Puis, affriandées par ces détails, et bravant décidément toute retenue, les trois dames s’approchèrent du café où, contemplés du village entier, le brigadier et Chabre, après avoir militairement déjeuné, vidaient hiérarchiquement une bouteille de vin muscat.

Les moustaches du brigadier avaient l’air de trouver le muscat bon ; mais ses épais sourcils remontés jusqu’à la gance d’argent du tricorne, témoignaient de quelque impatience :

— Recevoir un huissier à coup de pierres ! grommelait à part le brigadier, ces choses n’arrivent qu’ici ! espérons que le curé aura plus de chance. Mais, en tout cas, ajouta-t-il en regardant sa montre, et dussions-nous prendre d’assaut la baraque et la vieille, dans une heure, force sera restée à la loi.

— La loi est la loi ! affirma le gendarme Chabre.

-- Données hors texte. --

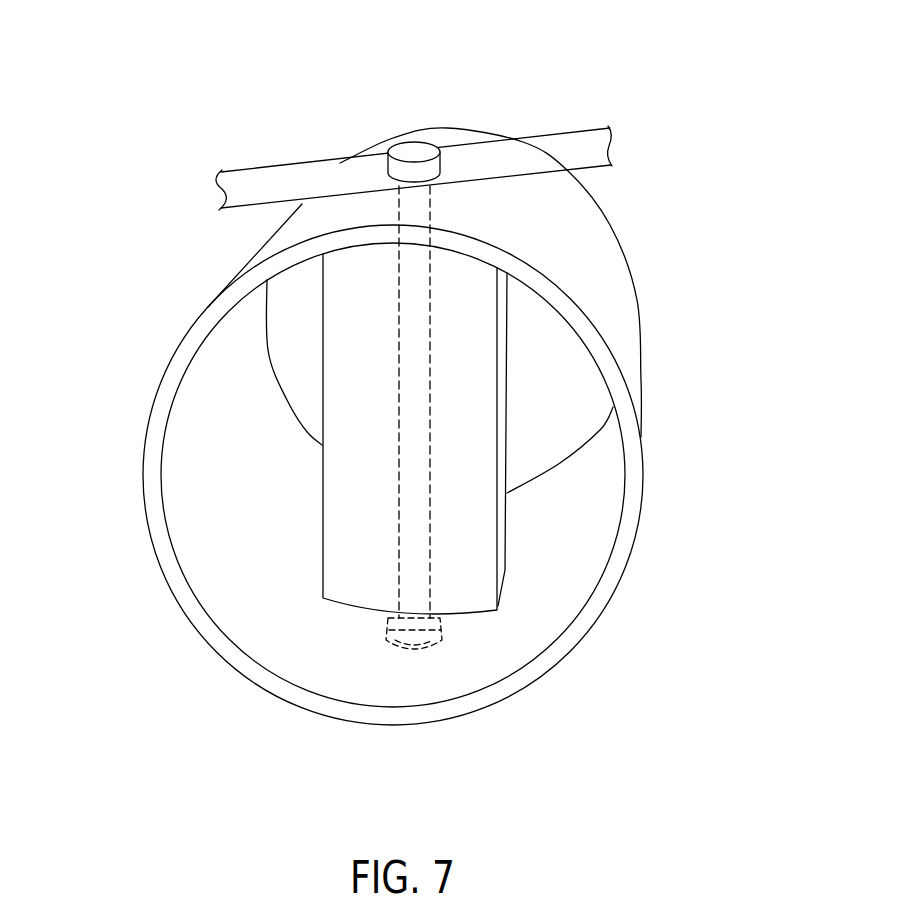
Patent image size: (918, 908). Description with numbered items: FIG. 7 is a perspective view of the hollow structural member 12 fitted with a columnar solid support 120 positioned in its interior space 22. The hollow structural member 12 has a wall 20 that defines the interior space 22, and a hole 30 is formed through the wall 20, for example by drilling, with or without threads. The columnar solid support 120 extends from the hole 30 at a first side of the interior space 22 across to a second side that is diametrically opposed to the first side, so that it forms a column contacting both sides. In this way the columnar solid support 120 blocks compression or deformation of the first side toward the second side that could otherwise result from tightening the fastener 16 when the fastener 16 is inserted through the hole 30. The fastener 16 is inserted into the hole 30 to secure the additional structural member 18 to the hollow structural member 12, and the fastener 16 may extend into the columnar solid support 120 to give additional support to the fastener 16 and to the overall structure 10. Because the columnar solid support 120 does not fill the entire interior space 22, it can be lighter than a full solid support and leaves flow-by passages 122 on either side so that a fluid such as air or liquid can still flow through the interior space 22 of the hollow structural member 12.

The structure 10 is at (648, 49).
The hollow structural member 12 is at (655, 163).
The fastener 16 is at (400, 150).
The additional structural member 18 is at (572, 148).
The wall 20 is at (613, 276).
The interior space 22 is at (525, 650).
The hole 30 is at (430, 183).
The columnar solid support 120 is at (470, 420).
The flow-by passages 122 is at (245, 433).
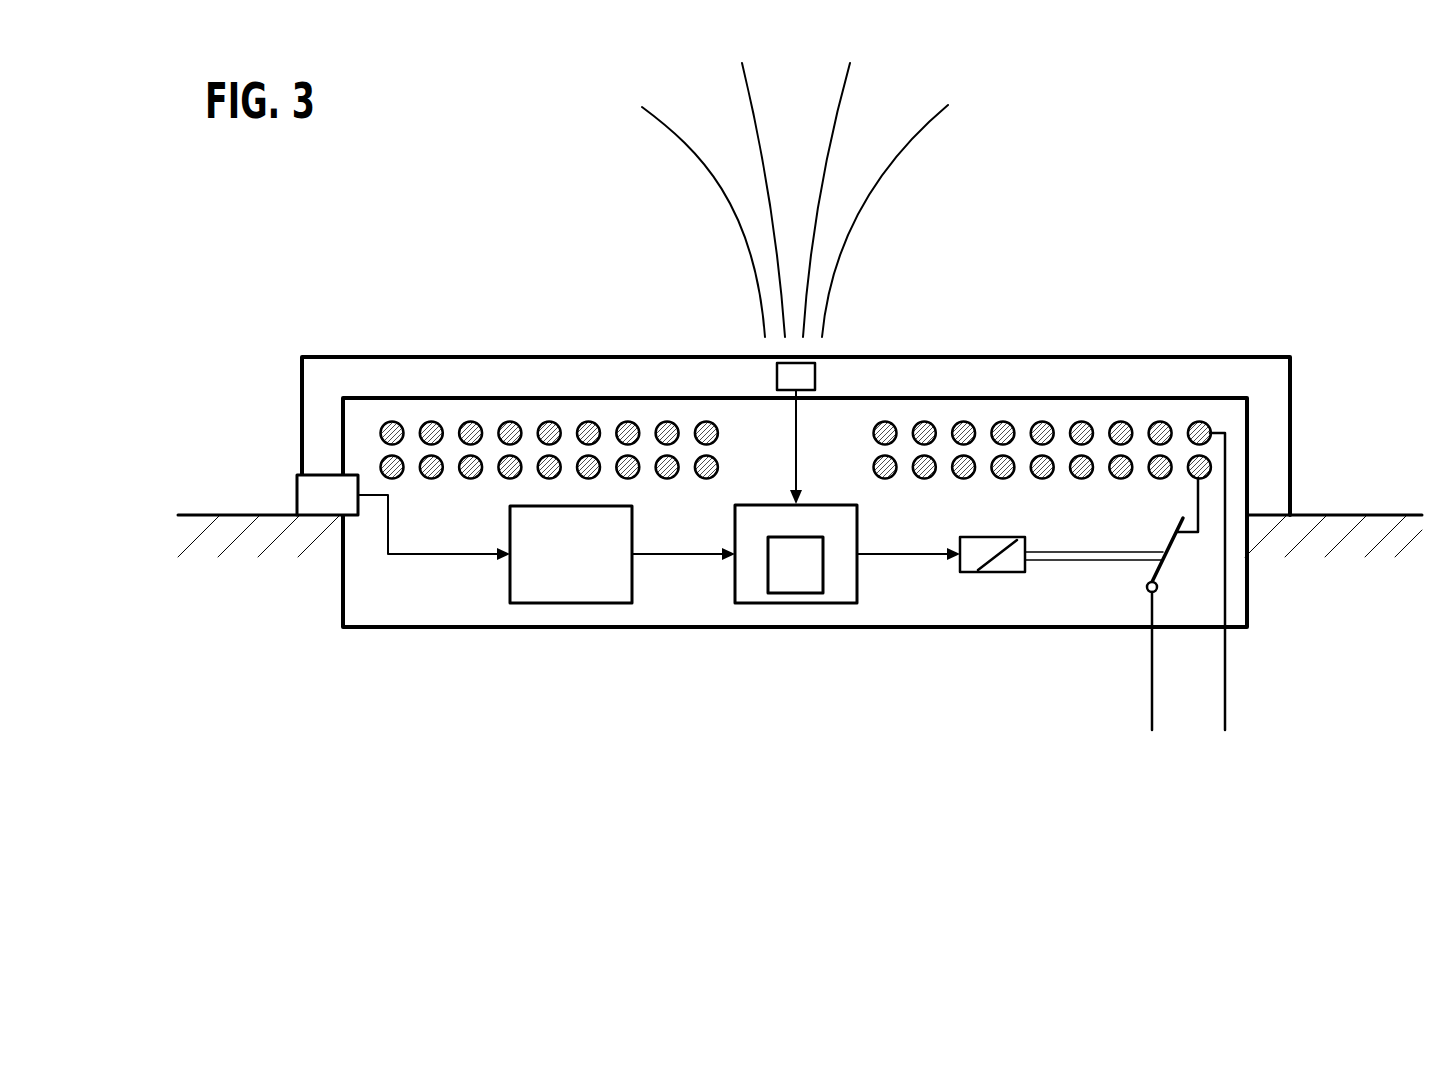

Et les assistants répétèrent, comme subitement pénétrés de la vérité de la maxime :

— En effet, la loi est la loi.

En ce moment, près du vieil oratoire en plâtras demeuré sans croix à sa pointe ni saint dans sa niche depuis le temps de la Révolution, au plus haut tournant du sentier qui se tord sur la côte pierreuse, on vit apparaître le curé.